Einfach scheint das Unterfangen nicht gewesen zu sein, denn im Protokoll der Gemeinderatssitzung vom 5. Februar 1924 heißt es: „Der Gemeinderat, Nach Einsicht eines Antrages des Verschönerungsvereines betreffend Anbringen von Straßenschildern und Hausnummern im Innern der Ortschaft; Erwägend, dass der Gemeinderat die Nützlichkeit der vorgeschlagenen Maßnahme, wenigstens insoweit dieselbe sich auf die Hauptstraßen der Ortschaft bezieht, nicht verkennt, die Kosten indessen, die auf 6.000 Franken veranschlagt sind, zu hoch erscheinen, Beschließt einstimmig den Antrag bis zum nächsten Jahr zurückzustellen.“
Der Verschönerungsverein wird wohl nicht müde geworden sein, das Anliegen immer wieder vorzubringen; darüber liegen uns leider keine Berichte vor. Es dauert dann bis zur Sitzung des Schöffenrates vom 6. März 1928, in der nur Bürgermeister Dr. (Antoine) Wagner und Schöffe (Victor) Prost anwesend waren: „4. Der Antrag des Verschönerungsvereins auf Beschaffung von Straßenschildern wird mit dem Hinweis abgelehnt, dass die Ausdehnung der Ortschaft keine derartige ist, dass Straßenschilder notwendig sein sollten.“
Nur ein Jahr später ist Victor Prost Bürgermeister von Grevenmacher, und in der Gemeinderatssitzung vom 8. Oktober 1929 wird beschlossen: „Der Gemeinderat, Erwägend, dass es im Interesse des Verkehrs angezeigt erscheint, wie dies anderwärts üblich ist, die Straßen der Stadt durch Anbringen von Straßenschildern kennbar zu machen. Erwägend, dass die Anschaffungskosten der Straßenschilder in der benötigten Anzahl sowie das Befestigen derselben eine Ausgabe von etwa 3.500 Franken bedingen. Beschließt mit allen Stimmen, gegen jene des H. Lethal, einen Spezialkredit im Betrag von 3.500 Franken zu dem genannten Zweck zu bewilligen.“
Und so bekamen denn die Straßen und Gassen der Moselmetropole auf Bestreben des Verschönerungsvereines hin Ende der 1920er Jahre Namen und Schilder. Wohl meist jene Namen, die manche von ihnen heute noch tragen. Bis Bürger, die Grevenmacher zum Wohl gereichten, „ihre eigene Straße“ erhielten, sollte es jedoch noch geraume Zeit dauern…

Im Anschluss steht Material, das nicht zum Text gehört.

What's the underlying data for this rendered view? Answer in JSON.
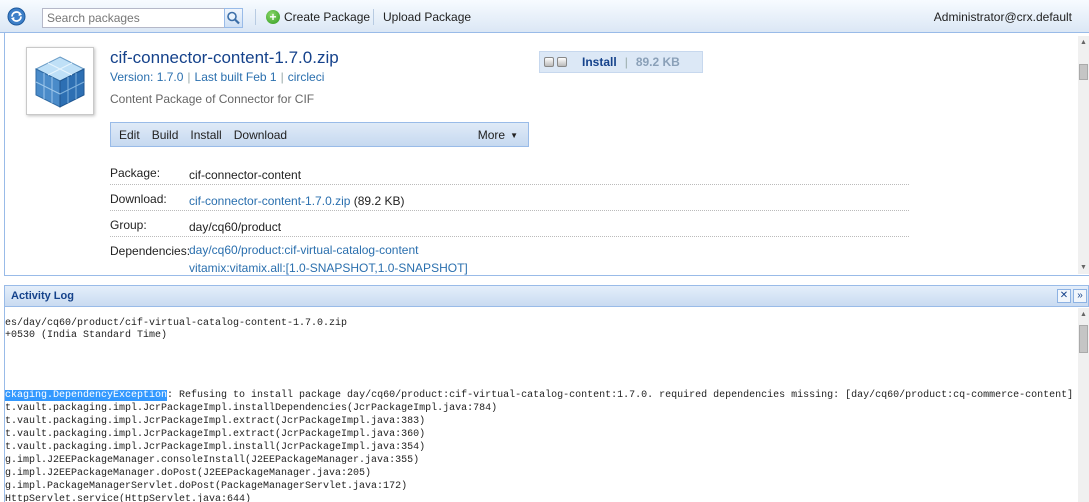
{
  "toolbar": {
    "search_placeholder": "Search packages",
    "create_label": "Create Package",
    "upload_label": "Upload Package",
    "user": "Administrator@crx.default"
  },
  "package": {
    "title": "cif-connector-content-1.7.0.zip",
    "version": "Version: 1.7.0",
    "last_built": "Last built Feb 1",
    "builder": "circleci",
    "description": "Content Package of Connector for CIF",
    "install_label": "Install",
    "install_size": "89.2 KB"
  },
  "actions": {
    "edit": "Edit",
    "build": "Build",
    "install": "Install",
    "download": "Download",
    "more": "More"
  },
  "properties": {
    "package_label": "Package:",
    "package_value": "cif-connector-content",
    "download_label": "Download:",
    "download_link": "cif-connector-content-1.7.0.zip",
    "download_size": "(89.2 KB)",
    "group_label": "Group:",
    "group_value": "day/cq60/product",
    "dependencies_label": "Dependencies:",
    "dependency_1": "day/cq60/product:cif-virtual-catalog-content",
    "dependency_2": "vitamix:vitamix.all:[1.0-SNAPSHOT,1.0-SNAPSHOT]"
  },
  "activity_log": {
    "title": "Activity Log",
    "line_1": "es/day/cq60/product/cif-virtual-catalog-content-1.7.0.zip",
    "line_2": "+0530 (India Standard Time)",
    "exception_highlight": "ckaging.DependencyException",
    "exception_message": ": Refusing to install package day/cq60/product:cif-virtual-catalog-content:1.7.0. required dependencies missing: [day/cq60/product:cq-commerce-content]",
    "trace_1": "t.vault.packaging.impl.JcrPackageImpl.installDependencies(JcrPackageImpl.java:784)",
    "trace_2": "t.vault.packaging.impl.JcrPackageImpl.extract(JcrPackageImpl.java:383)",
    "trace_3": "t.vault.packaging.impl.JcrPackageImpl.extract(JcrPackageImpl.java:360)",
    "trace_4": "t.vault.packaging.impl.JcrPackageImpl.install(JcrPackageImpl.java:354)",
    "trace_5": "g.impl.J2EEPackageManager.consoleInstall(J2EEPackageManager.java:355)",
    "trace_6": "g.impl.J2EEPackageManager.doPost(J2EEPackageManager.java:205)",
    "trace_7": "g.impl.PackageManagerServlet.doPost(PackageManagerServlet.java:172)",
    "trace_8": "HttpServlet.service(HttpServlet.java:644)"
  }
}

Mittlerweile haben neun Grevenmacher Bürger, die zu Lebzeiten nicht nur in unserem Moselstädtchen besondere Dienste geleistet haben, sondern die auch dazu beitrugen, dass der Name „Grevenmacher“ landesweit und sogar über die Grenzen hinaus einen guten Klang hatte, „ihre“ Straße.
Bei den neun Grevenmacher Persönlichkeiten, die in ihrer Heimatortschaft verewigt sind; handelt es sich um Peter von Osburg (nach 1939) und Frantz Seimetz (seit 1956/57), Mathias Schou, alias „De Blannen Theis“, Victor Prost und Victor Braun (seit 1991) sowie Adolf Berens, Paul Faber, Jos. Hurt und Jean-Pierre Urwald (seit 1995).
Drei Straßen, tragen Frauennamen: die „rue Ste.-Catherine und die „rue Anne Frank“ – beide hatten allerdings nichts mit Grevenmacher zu tun – sowie, seit einigen Monaten, die „rue des Franciscaines“. Die Franziskanerinnen der Barmherzigkeit sind bekanntlich seit 1869 in Grevenmacher ansässig. Ihnen unterstanden zeitweilig ein Waisenhaus, eine Privatschule, eine Haushaltungsschule, ein Spital und ein Altersheim. Auch das heutige HPPA im Bereich des Baxeras-Gartens untersteht der Kongregation. Es ist deshalb nicht von ungefähr, dass die neue Straße sich genau dort befindet, wo die Ordensschwestern segensreich wirkten, nämlich im Herzen der Moselmetropole.